Bangladesh under F universal should be changed to universal access, deleting
“sexual and reproductive health” and continuing with “in accordance with ICPD.”
As he said population dynamics includes migrants, as underlined in the G77
statement and he asked for inclusion of migrants and mobility in this focus area.
Costa Rica said that F should say comprehensive sexual and reproductive health
for all, including education programmes and modern methods of family planning.
Education in this regard is absent and they think it is very important to have the
relevant education offered. This they had already referred to the previous day
under pregnancy in early adolescence.
Pakistan did not refer to sexual and reproductive health and rights
Saudi Arabia made a statement about the sensitivity of the issues, also sensitive
with other countries, in relation to FAs 3 and 5, especially on reproductive and
sexual rights and different types of families and notion of universal sexuality
education. They have strong reservation on these issues as it is controversial and
has been for decades and they would weaken the adoption of the SDGs as
positions have been expressed in many conferences and meetings.. They are also
not in compliance with the Sharia and religious and moral values and cultural
backgrounds.
In response the Co-Chair asked the delegate which are the targets have they have
a problem with, so that their concerns could be addressed.
Cuba did not refer to sexual and reproductive health and rights.
Korea did not refer to sexual and reproductive health and rights.
Iran in relation to F wished to delete “comprehensive” and add at end “in
accordance with ICPD.”
Romania did not refer to sexual and reproductive health and rights.
El Salvador did not address sexual and reproductive health and rights. With
regard to youth, migrants and older persons, they should be taken into account
in the indicators.
Sweden on F said that we need to ensure universal access to comprehensive
sexual and reproductive health and rights.

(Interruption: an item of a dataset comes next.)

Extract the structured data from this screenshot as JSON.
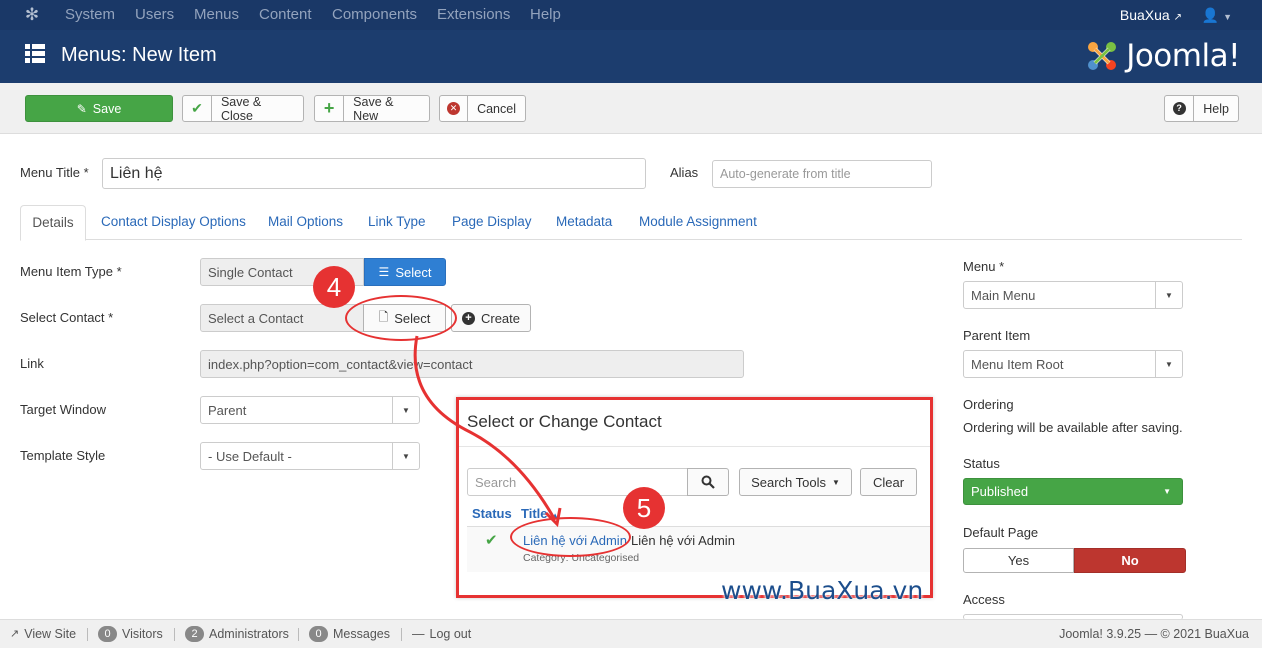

They wanted to stress the rights
dimension. This should include access to modern methods of family planning
including contraceptives and to information, education and services, especially
for the young, to ensure that they stay healthy.
Nigeria did not refer to sexual and reproductive health and rights. They pointed
out that issues related to Population Dynamics are not mentioned and that they
should be adequately captured in targets.
Poland referring to F said that they like the current wording and want it to be as
it is now. They noted the repetition in FA5 and that they would like to propose to
have only one target in one or the other but not in both.
Egypt said that F should read “ensure universal access to sexual and
reproductive health for all, including modern methods of family planning in
accordance with ICPD.” With regard to education, the reference to
comprehensive sexuality education is not acceptable as it is not agreed language
and they supported refraining from using controversial comments that do not
enjoy agreement at the international level, eg sexual orientation and sexual
rights.
Malaysia did not refer to sexual and reproductive health and rights.
Greece supported target F referring to sexual and reproductive health.
Austria wished to record the importance of sexual and reproductive health and
rights for both FA 3 and 5, including measurements on rights-based policies and
legal reforms including guarantees of non-discrimination, rights to privacy and
confidentiality. F should ensure universal access to quality, affordable, integrated
sexual and reproductive health for all including modern methods of family
planning.
Ethiopia (written statement only) referred to the importance of population
dynamics, as it has important implications for the economy, social and
environment dimensions of sustainable development. As a crosscutting issue, it
should be addressed in health, poverty related goals and mainstreamed in other
appropriate goals. They support the targets, including F.